Dopo l’intervista sul mondo degli hikikomori a RadioRai, sfociata poi in un libro, ho cambiato completamente argomento, con un’intervista (al momento in copertina) su corsedimoto.com, “l’inserto online” della Gazzetta dello Sport sulle dueruote da corsa.

Un giornalista della redazione di corsedimoto.com, parte del circuito della Gazzetta dello Sport, mi ha intervistato a proposito delle inedite scuse della casa giapponese Yamaha ai suo piloti, in seguito ad alcune esternazioni di un insoddisfatto Valentino Rossi.
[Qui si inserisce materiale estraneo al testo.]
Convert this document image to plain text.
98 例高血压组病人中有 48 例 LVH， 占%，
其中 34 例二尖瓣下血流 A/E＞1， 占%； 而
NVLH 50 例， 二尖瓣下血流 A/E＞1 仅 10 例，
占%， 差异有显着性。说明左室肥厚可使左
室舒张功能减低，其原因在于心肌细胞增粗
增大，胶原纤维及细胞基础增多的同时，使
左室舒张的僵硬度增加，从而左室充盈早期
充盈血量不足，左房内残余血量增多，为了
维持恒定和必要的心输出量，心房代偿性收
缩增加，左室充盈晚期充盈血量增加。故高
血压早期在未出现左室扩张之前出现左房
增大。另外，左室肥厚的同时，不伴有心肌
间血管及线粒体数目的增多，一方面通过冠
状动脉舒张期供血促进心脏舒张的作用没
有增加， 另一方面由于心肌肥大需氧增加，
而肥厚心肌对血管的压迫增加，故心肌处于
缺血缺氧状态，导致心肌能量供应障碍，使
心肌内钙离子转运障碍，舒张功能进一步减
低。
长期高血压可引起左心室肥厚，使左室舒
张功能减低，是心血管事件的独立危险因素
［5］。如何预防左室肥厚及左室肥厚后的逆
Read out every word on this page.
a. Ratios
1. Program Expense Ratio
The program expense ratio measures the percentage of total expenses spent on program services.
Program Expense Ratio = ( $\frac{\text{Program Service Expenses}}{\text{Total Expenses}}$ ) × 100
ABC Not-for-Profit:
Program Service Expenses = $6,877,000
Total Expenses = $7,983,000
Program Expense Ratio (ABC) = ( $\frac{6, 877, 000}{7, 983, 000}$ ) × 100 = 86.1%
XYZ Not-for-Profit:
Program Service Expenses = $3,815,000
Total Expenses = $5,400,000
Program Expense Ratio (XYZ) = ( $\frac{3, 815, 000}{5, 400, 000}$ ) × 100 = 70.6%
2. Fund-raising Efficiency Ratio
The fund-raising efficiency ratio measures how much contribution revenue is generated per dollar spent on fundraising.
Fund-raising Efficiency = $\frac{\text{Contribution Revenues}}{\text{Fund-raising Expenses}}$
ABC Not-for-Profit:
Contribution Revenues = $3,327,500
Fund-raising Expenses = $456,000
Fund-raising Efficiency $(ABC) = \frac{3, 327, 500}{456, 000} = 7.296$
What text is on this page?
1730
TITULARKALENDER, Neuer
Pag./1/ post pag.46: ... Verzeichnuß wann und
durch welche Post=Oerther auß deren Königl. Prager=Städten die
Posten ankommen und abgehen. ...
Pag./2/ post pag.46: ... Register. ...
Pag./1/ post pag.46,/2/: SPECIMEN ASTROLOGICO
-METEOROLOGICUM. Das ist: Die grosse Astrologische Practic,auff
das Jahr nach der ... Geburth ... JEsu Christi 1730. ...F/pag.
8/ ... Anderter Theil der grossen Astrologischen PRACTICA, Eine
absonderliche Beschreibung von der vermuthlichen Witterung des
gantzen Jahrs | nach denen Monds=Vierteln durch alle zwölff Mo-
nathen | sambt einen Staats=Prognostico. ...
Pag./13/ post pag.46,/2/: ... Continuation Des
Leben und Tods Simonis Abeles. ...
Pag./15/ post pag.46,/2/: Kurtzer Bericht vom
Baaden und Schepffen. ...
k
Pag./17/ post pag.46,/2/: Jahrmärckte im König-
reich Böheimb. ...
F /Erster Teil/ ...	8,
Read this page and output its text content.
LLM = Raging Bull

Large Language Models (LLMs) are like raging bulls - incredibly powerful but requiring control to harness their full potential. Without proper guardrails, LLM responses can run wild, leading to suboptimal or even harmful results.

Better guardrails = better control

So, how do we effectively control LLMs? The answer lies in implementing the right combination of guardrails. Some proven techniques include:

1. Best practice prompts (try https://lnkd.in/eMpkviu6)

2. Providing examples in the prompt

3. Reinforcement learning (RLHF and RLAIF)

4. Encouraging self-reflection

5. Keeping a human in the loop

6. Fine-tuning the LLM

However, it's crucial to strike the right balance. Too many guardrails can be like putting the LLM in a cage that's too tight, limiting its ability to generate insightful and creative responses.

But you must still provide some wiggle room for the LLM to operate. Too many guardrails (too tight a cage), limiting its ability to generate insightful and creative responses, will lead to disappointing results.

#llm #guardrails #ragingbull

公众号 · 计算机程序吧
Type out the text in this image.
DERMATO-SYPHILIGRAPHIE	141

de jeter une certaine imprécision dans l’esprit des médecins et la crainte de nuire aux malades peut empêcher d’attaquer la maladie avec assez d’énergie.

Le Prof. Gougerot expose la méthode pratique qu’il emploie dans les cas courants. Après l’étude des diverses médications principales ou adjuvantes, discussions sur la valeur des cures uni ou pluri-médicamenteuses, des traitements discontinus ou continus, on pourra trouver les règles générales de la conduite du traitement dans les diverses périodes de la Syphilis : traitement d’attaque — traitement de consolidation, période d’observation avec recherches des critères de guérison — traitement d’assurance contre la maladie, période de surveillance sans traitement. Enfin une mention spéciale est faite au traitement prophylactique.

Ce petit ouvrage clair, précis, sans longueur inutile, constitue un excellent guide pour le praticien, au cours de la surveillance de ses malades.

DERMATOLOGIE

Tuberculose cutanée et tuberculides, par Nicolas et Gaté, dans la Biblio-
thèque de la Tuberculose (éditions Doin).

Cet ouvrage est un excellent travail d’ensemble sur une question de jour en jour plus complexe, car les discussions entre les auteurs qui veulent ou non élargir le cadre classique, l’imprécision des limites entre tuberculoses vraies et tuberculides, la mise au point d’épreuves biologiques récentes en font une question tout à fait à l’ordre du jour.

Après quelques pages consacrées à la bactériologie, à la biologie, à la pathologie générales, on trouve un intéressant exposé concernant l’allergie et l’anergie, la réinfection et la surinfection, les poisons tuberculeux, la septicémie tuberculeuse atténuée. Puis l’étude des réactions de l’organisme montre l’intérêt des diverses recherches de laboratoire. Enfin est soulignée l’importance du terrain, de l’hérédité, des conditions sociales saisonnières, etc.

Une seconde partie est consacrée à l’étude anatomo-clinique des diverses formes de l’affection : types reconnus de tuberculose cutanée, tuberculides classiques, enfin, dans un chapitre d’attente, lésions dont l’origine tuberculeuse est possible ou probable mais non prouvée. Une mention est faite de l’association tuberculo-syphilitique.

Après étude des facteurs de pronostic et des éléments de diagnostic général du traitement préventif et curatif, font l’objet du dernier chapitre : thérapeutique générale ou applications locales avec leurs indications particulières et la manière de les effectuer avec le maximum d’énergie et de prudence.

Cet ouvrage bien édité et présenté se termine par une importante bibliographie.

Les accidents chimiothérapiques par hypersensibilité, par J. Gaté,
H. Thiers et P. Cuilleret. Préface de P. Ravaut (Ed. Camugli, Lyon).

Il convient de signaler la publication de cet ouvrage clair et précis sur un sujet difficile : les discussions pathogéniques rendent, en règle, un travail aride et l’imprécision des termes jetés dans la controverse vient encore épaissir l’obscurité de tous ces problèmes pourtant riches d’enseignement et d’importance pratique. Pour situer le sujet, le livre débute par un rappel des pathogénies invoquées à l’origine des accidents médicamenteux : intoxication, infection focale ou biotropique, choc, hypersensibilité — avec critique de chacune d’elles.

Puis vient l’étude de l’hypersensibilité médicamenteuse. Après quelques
Per chi volesse leggere l’intervista integrale, può trovarla qui:

MotoGP – Yamaha si scusa, sì, ma alla giapponese

A chi volesse poi uno sguardo più linguistico sul modo di scusarsi in giapponese, consiglio di leggere 5 modi di scusarsi – In giapponese è anche più difficile. Se poi vi interessa un approfondimento sulla natura dell’espressione di scuse più comune in giapponese, sumimasen, non perdetevi Sumimasen significa “mi dispiace” o…?

2 thoughts on “Intervista a Corsedimoto

  1. Devo dire che la tua interpretazione è assolutamente convincente.

    Mi ha fatto ricordare una cosa simile che vidi nel famoso film “Sol Levante” con Sean Connery. Mi riferisco alla “tattica” di chiedere scusa per prenderci la responsabilità di qualcosa, salvando l’onore di un altro e rendendolo in questo modo debitore nei nostri confronti.